We recall that Management had stated that the company would explore rail transportation in response to the traffic gridlock in Apapa (location of the refinery) which constrained volumes in Q3. Instead, DANGSUGAR added 100 trucks to its fleet, which in addition to the price cut enabled the company to sell all sugar produced in Q4.
PBT up 8% y/y but higher tax rate cuts PAT lower 1% y/y
Gross profit came in 11% higher for the year with a 90bps y/y gross margin improvement to 20.5% (Vetiva estimate: 24.7%).
However, gross margin declined sharply to 7% in Q4 from the preceding 9 month average of 26% due to the price cut and a 40% increase in global raw sugar prices. Growth in profit before tax came in slower at 8% y/y as interest expense, lower other income undercut efficiency gains in operating costs.
Overall, a hike in the effective tax rate cut Profit after tax 1% y/y. The Board of Directors has proposed dividend of N0.50/share (2014: N0.40, Vetiva estimate: N0.45), which is a 52% payout ratio and 8% dividend yield on last market close price.

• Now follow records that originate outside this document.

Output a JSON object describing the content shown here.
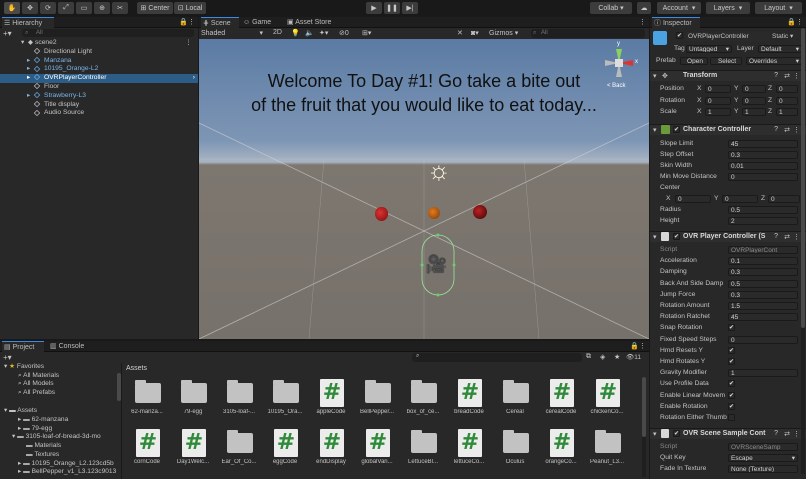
{
  "toolbar": {
    "pivot": "Center",
    "space": "Local",
    "collab": "Collab ▾",
    "account": "Account",
    "layers": "Layers",
    "layout": "Layout"
  },
  "hierarchy": {
    "tab": "Hierarchy",
    "search_placeholder": "All",
    "items": [
      {
        "label": "scene2"
      },
      {
        "label": "Directional Light"
      },
      {
        "label": "Manzana"
      },
      {
        "label": "10195_Orange-L2"
      },
      {
        "label": "OVRPlayerController"
      },
      {
        "label": "Floor"
      },
      {
        "label": "Strawberry-L3"
      },
      {
        "label": "Title display"
      },
      {
        "label": "Audio Source"
      }
    ]
  },
  "scene": {
    "tabs": [
      "Scene",
      "Game",
      "Asset Store"
    ],
    "shading": "Shaded",
    "mode": "2D",
    "layer_count": "0",
    "gizmos": "Gizmos",
    "search_placeholder": "All",
    "back_label": "< Back",
    "title_text_line1": "Welcome To Day #1!  Go take a bite out",
    "title_text_line2": "of the fruit that you would like to eat today...",
    "axis_y": "y",
    "axis_x": "x",
    "axis_z": "z"
  },
  "inspector": {
    "tab": "Inspector",
    "object_name": "OVRPlayerController",
    "static": "Static ▾",
    "tag_label": "Tag",
    "tag_value": "Untagged",
    "layer_label": "Layer",
    "layer_value": "Default",
    "prefab_label": "Prefab",
    "prefab_open": "Open",
    "prefab_select": "Select",
    "prefab_overrides": "Overrides",
    "transform": {
      "title": "Transform",
      "rows": [
        {
          "label": "Position",
          "x": "0",
          "y": "0",
          "z": "0"
        },
        {
          "label": "Rotation",
          "x": "0",
          "y": "0",
          "z": "0"
        },
        {
          "label": "Scale",
          "x": "1",
          "y": "1",
          "z": "1"
        }
      ]
    },
    "character_controller": {
      "title": "Character Controller",
      "slope_limit_label": "Slope Limit",
      "slope_limit": "45",
      "step_offset_label": "Step Offset",
      "step_offset": "0.3",
      "skin_width_label": "Skin Width",
      "skin_width": "0.01",
      "min_move_label": "Min Move Distance",
      "min_move": "0",
      "center_label": "Center",
      "cx": "0",
      "cy": "0",
      "cz": "0",
      "radius_label": "Radius",
      "radius": "0.5",
      "height_label": "Height",
      "height": "2"
    },
    "ovr_player": {
      "title": "OVR Player Controller (S",
      "script_label": "Script",
      "script_value": "OVRPlayerCont",
      "acceleration_label": "Acceleration",
      "acceleration": "0.1",
      "damping_label": "Damping",
      "damping": "0.3",
      "back_side_label": "Back And Side Damp",
      "back_side": "0.5",
      "jump_label": "Jump Force",
      "jump": "0.3",
      "rot_amount_label": "Rotation Amount",
      "rot_amount": "1.5",
      "rot_ratchet_label": "Rotation Ratchet",
      "rot_ratchet": "45",
      "snap_label": "Snap Rotation",
      "fixed_speed_label": "Fixed Speed Steps",
      "fixed_speed": "0",
      "hmd_resets_label": "Hmd Resets Y",
      "hmd_rotates_label": "Hmd Rotates Y",
      "gravity_label": "Gravity Modifier",
      "gravity": "1",
      "profile_label": "Use Profile Data",
      "enable_linear_label": "Enable Linear Movem",
      "enable_rotation_label": "Enable Rotation",
      "rotation_either_label": "Rotation Either Thumb"
    },
    "ovr_scene_sample": {
      "title": "OVR Scene Sample Cont",
      "script_label": "Script",
      "script_value": "OVRSceneSamp",
      "quit_key_label": "Quit Key",
      "quit_key": "Escape",
      "fade_label": "Fade In Texture",
      "fade": "None (Texture)"
    }
  },
  "project": {
    "tabs": [
      "Project",
      "Console"
    ],
    "favorites_label": "Favorites",
    "favorites": [
      "All Materials",
      "All Models",
      "All Prefabs"
    ],
    "assets_label": "Assets",
    "tree": [
      "62-manzana",
      "79-egg",
      "3105-loaf-of-bread-3d-mo",
      "Materials",
      "Textures",
      "10195_Orange_L2.123cd5b",
      "BellPepper_v1_L3.123c9013"
    ],
    "count_badge": "11",
    "breadcrumb": "Assets",
    "assets_row1": [
      {
        "name": "62-manza...",
        "kind": "folder"
      },
      {
        "name": "79-egg",
        "kind": "folder"
      },
      {
        "name": "3105-loaf-...",
        "kind": "folder"
      },
      {
        "name": "10195_Ora...",
        "kind": "folder"
      },
      {
        "name": "appleCode",
        "kind": "script"
      },
      {
        "name": "BellPepper...",
        "kind": "folder"
      },
      {
        "name": "box_of_ce...",
        "kind": "folder"
      },
      {
        "name": "breadCode",
        "kind": "script"
      },
      {
        "name": "Cereal",
        "kind": "folder"
      },
      {
        "name": "cerealCode",
        "kind": "script"
      },
      {
        "name": "chickenCo...",
        "kind": "script"
      }
    ],
    "assets_row2": [
      {
        "name": "cornCode",
        "kind": "script"
      },
      {
        "name": "Day1Welc...",
        "kind": "script"
      },
      {
        "name": "Ear_Of_Co...",
        "kind": "folder"
      },
      {
        "name": "eggCode",
        "kind": "script"
      },
      {
        "name": "endDisplay",
        "kind": "script"
      },
      {
        "name": "globalVari...",
        "kind": "script"
      },
      {
        "name": "LettuceBl...",
        "kind": "folder"
      },
      {
        "name": "lettuceCo...",
        "kind": "script"
      },
      {
        "name": "Oculus",
        "kind": "folder"
      },
      {
        "name": "orangeCo...",
        "kind": "script"
      },
      {
        "name": "Peanut_L3...",
        "kind": "folder"
      }
    ]
  }
}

2016 Outlook – tougher year ahead, Cut to EPS, TP
Amid higher raw sugar prices, continued tightness in FX supply and expiration of the raw sugar import duty concession in 2015 (FG considering increase to 10% duty/10% levy from 5% duty/5% levy), we think sugar volumes will come under pressure in 2016.
Nonetheless, we think reduced traffic congestion in Apapa, higher parallel market FX rates constraining smuggled sugar volumes, and the absence of the Q1 election effect on volumes will provide a buffer. Hence we have maintained our FY’16 volume forecast at 760,000 tonnes but increase our price per ton assumption.
Our FY’16 revenue forecast is therefore revised upward to N106.4 billion (Previous: N104.9 billion). Nonetheless, after lower margin assumptions, our EPS forecast is revised to N1.04 (Previous: N1.14) with a consequent downward revision in our target price to N7.33 (Previous: N7.81).